Published: 22 April 2013

Abstract

Background

In recent years more than 20 assemblers have been proposed to tackle the hard task of assembling NGS data. A common heuristic when assembling a genome is to use several assemblers and then select the best assembly according to some criteria. However, recent results clearly show that some assemblers lead to better statistics than others on specific regions but are outperformed on other regions or on different evaluation measures. To limit these problems we developed GAM-NGS (Genomic Assemblies Merger for Next Generation Sequencing), whose primary goal is to merge two or more assemblies in order to enhance contiguity and correctness of both. GAM-NGS does not rely on global alignment: regions of the two assemblies representing the same genomic locus (called blocks) are identified through reads' alignments and stored in a weighted graph. The merging phase is carried out with the help of this weighted graph that allows an optimal resolution of local problematic regions.

Results

GAM-NGS has been tested on six different datasets and compared to other assembly reconciliation tools. The availability of a reference sequence for three of them allowed us to show how GAM-NGS is a tool able to output an improved reliable set of sequences. GAM-NGS is also a very efficient tool able to merge assemblies using substantially less computational resources than comparable tools.
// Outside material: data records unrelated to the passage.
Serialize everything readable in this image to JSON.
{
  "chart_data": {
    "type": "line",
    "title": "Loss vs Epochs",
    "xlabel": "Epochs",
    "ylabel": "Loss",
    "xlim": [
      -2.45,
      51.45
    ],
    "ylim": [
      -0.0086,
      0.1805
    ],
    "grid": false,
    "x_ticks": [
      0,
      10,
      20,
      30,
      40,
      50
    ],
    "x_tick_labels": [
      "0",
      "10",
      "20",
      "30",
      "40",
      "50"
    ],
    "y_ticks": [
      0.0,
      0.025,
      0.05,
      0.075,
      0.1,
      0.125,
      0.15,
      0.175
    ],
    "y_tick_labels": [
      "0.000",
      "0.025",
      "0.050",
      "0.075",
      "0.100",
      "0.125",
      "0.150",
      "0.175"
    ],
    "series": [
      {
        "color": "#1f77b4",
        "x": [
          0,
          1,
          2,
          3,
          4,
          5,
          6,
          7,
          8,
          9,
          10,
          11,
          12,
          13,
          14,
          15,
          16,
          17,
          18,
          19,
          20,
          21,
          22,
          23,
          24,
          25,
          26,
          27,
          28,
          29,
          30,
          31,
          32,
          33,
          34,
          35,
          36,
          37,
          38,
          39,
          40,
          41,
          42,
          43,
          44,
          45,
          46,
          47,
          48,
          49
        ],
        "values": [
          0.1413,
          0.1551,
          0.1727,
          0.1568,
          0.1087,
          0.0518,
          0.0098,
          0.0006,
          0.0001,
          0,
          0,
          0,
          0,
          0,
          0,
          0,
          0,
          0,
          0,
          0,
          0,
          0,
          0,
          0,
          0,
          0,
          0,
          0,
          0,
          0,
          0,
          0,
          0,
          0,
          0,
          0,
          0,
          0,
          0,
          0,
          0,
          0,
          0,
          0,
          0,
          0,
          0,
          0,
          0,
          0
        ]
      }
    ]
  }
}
In order to achieve such goals, GAM-NGS avoids global alignment between contigs, making its strategy unique among other assembly reconciliation tools.

Conclusions

The difficulty to obtain correct and reliable assemblies using a single assembler is forcing the introduction of new algorithms able to enhance de novo assemblies. GAM-NGS is a tool able to merge two or more assemblies in order to improve contiguity and correctness. It can be used on all NGS-based assembly projects and it shows its full potential with multi-library Illumina-based projects. With more than 20 available assemblers it is hard to select the best tool. In this context we propose a tool that improves assemblies (and, as a by-product, perhaps even assemblers) by merging them and selecting the generating that is most likely to be correct.